There have been many times over the past year when I have been asked to do something that I probably don’t do enough – to reflect and focus on the present, as opposed to furiously looking toward the future.
The truth is, stopping and looking back on the past 12 months makes me feel very emotional and in particular, proud. It has been another massive year for SPEAK UP! Stay ChatTY. Whilst there have been lots of highlights such as Stay ChatTY turning 5, receiving long term funding for our School’s Program and the launch of our very own self-funded Sports Program, easily the biggest highlight for me has been the growth of the Stay ChatTY Team.
The addition of Julia Gandy and Kat Pullen has seen our capacity to deliver our Government supported Schools Program grow. The Program, which is delivered state-wide, educates students, their parents and teachers, about mental health and how to access support and help.
The team also welcomed James Rice, who has joined to deliver the Stay ChatTY Sports Program in partnership with the Drug Foundation’s Good Sports Healthy Minds Program. The Program provides mental health literacy and smashes down barriers and misconceptions about mental health in sporting clubs across Tasmania.
Whilst I know it is my family’s own sad story that began this journey, it’s always been my aim to have other faces recognised and connected to the mission – I am glad that Stay ChatTY isn’t just ‘Mitch’ anymore. Our new team members along with Jane, Amanda and the support and guidance from Relationships Australia Tasmania (Ra Tas), reminds me that partnering and collaborating with like-minded people and organisations makes us stronger and excites me for the journey ahead.
The name SPEAK UP! Stay ChatTY for most, is a household name across Tasmania. We are incredibly active and have gathered a huge following on social media. We love showing off where we have been, the impact that we make and the people who support us. We also love that through this platform we can reach and educate people on how they can better their own mental health. I feel we are respected, understood and are a recognised movement in streets and towns across the state.
I do my best every day to remain professional, to keep a high standard, to support those who support us and to be there for those that need me. I’ll always work hard to continue this approach and I will continue to gather people and take them with me on this journey towards change.

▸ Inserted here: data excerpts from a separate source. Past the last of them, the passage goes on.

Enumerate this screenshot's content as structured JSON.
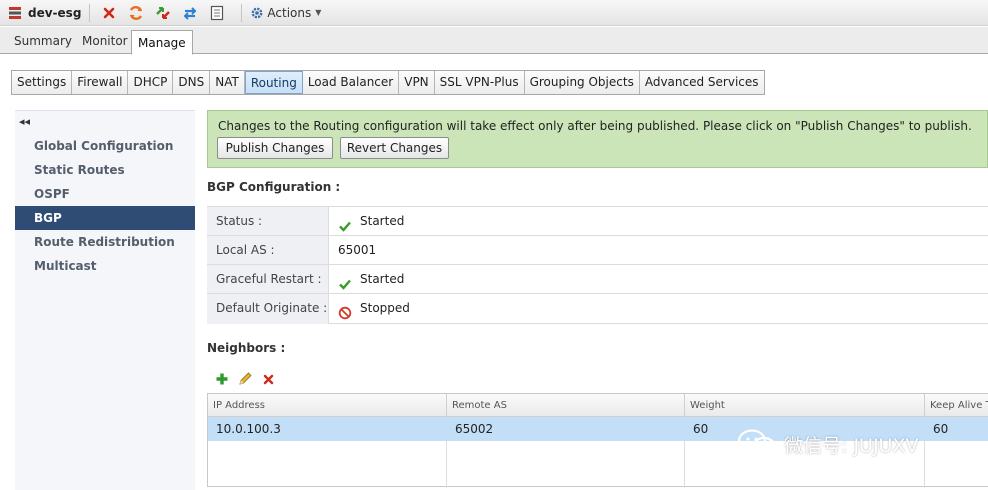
{
  "topbar": {
    "title": "dev-esg",
    "actions_label": "Actions"
  },
  "main_tabs": {
    "summary": "Summary",
    "monitor": "Monitor",
    "manage": "Manage"
  },
  "sub_tabs": [
    "Settings",
    "Firewall",
    "DHCP",
    "DNS",
    "NAT",
    "Routing",
    "Load Balancer",
    "VPN",
    "SSL VPN-Plus",
    "Grouping Objects",
    "Advanced Services"
  ],
  "sub_tabs_active": "Routing",
  "left_nav": {
    "collapse_glyph": "◂◂",
    "items": [
      "Global Configuration",
      "Static Routes",
      "OSPF",
      "BGP",
      "Route Redistribution",
      "Multicast"
    ],
    "active": "BGP"
  },
  "banner": {
    "message": "Changes to the Routing configuration will take effect only after being published. Please click on \"Publish Changes\" to publish.",
    "publish_label": "Publish Changes",
    "revert_label": "Revert Changes"
  },
  "bgp": {
    "heading": "BGP Configuration :",
    "rows": [
      {
        "label": "Status :",
        "value": "Started",
        "icon": "check-icon"
      },
      {
        "label": "Local AS :",
        "value": "65001",
        "icon": ""
      },
      {
        "label": "Graceful Restart :",
        "value": "Started",
        "icon": "check-icon"
      },
      {
        "label": "Default Originate :",
        "value": "Stopped",
        "icon": "stop-icon"
      }
    ]
  },
  "neighbors": {
    "heading": "Neighbors :",
    "columns": [
      "IP Address",
      "Remote AS",
      "Weight",
      "Keep Alive Tir"
    ],
    "rows": [
      [
        "10.0.100.3",
        "65002",
        "60",
        "60"
      ]
    ]
  },
  "watermark": {
    "text": "微信号: JUJUXV"
  },
  "colors": {
    "nav_active": "#2f4d74",
    "banner_bg": "#cce5b8",
    "row_selected": "#c3dff7",
    "check_green": "#3a9a2a",
    "stop_red": "#d23a2a"
  }
}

However, whilst I do this I am always grateful to those at RA Tas who help pick me up, by just simply being there and reminding me to slow down and make sure I look after myself. Only people bereaved will know the exact pain suicide leaves, we know that the pain is like no other. It haunts you and creeps up on you when you least expect it.
During the recent Stay ChatTY Cup, held during the State Football League, I wandered down to see Mum who was in the stands, also watching the game.
I hugged her, sat beside her, and for the next 5 minutes sat proudly looking out across Blundstone Arena. All you could see were our Stay ChatTY shorts, printed on each player’s jumper as they ran around the ground.
After a while, I noticed Mum had gone quiet. Glancing over, I saw tears streaming down her face. The reality is, that whilst most sat there and saw a normal game of football, all my Mum could not see, was her son, Ty, out there playing with his friends.
The reality is, that whilst most sat there and saw a normal game of football, all my Mum could not see, was her son, Ty, out there playing with his friends.
I know her tears were a mixture of both sadness and pride, but for me it was a swift reminder that this ache we feel, will never ever leave us.
So yes – taking time to stop and reflect is important and it is in these moments that I am reminded as to why I started Stay ChatTY and feel immensely proud of how far we have come. However, you can’t blame me for occasionally glancing toward the future when we have so much to be excited about. I am confident that with our newly formed team and our continued partnership and support from RA Tas, that we will continue to educate Tasmanian’s on the importance of speaking up and staying chatty about mental health.